Most things that are born during a hype cycle tend to disappear with the end of the cycle, while things that were born before the cycle are more likely to succeed. However, the fact is that very few people will start development before a narrative begins due to a lack of funding, attention, and exit liquidity.

Why is it difficult to change this situation?

The token-based incentive mechanism creates opportunities for liquidity exit. As long as the founders and investors can exit before the product matures, they will do so.

The speed of information and emotion dissemination far exceeds the speed of development. By the time a project is completed, everyone knows the outcome.

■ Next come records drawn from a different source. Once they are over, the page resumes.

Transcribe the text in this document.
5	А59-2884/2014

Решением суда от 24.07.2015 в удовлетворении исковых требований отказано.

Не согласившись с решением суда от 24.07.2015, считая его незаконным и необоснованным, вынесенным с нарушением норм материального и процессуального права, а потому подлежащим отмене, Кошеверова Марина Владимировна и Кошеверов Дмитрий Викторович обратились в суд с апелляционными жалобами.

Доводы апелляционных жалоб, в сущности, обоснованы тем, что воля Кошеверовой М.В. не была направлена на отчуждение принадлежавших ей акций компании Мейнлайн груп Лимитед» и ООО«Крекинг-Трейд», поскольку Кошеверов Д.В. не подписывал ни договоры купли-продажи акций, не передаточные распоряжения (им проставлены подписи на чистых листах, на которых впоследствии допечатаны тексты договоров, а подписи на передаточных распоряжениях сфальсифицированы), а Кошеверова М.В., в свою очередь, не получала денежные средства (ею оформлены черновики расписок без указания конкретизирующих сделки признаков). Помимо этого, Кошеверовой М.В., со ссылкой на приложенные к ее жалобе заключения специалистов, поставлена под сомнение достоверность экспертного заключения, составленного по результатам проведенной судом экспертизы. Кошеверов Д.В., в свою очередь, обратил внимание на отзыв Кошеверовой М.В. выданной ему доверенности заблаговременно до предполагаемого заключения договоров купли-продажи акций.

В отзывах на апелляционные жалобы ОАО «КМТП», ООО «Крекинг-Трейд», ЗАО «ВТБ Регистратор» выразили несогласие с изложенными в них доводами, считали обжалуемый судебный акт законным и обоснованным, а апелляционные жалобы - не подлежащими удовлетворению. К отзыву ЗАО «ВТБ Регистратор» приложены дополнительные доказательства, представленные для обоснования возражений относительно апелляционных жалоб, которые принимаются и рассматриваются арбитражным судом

The entire value proposition of the cryptocurrency industry is rapidly evolving, and asking for crypto to develop slowly is tantamount to asking it to become something it would not naturally become.

This means that if you spend three years building a product, someone else can copy your idea and launch a product in three months with worse code and better marketing strategies. Then they win.

Cryptocurrency is difficult to build any long-term products because it structurally contradicts long-term thinking.

You can be a principled founder, refusing to pivot, remaining loyal to the original vision, and developing over years instead of months. But you are likely to go bankrupt, be forgotten, and ultimately be replaced by those who pivoted three times during the launch of your first version product.

The market does not reward completion, but rather rewards continuous innovation. Perhaps the real innovation in the cryptocurrency industry lies not in the technology itself, but in how to achieve the greatest value with the least investment.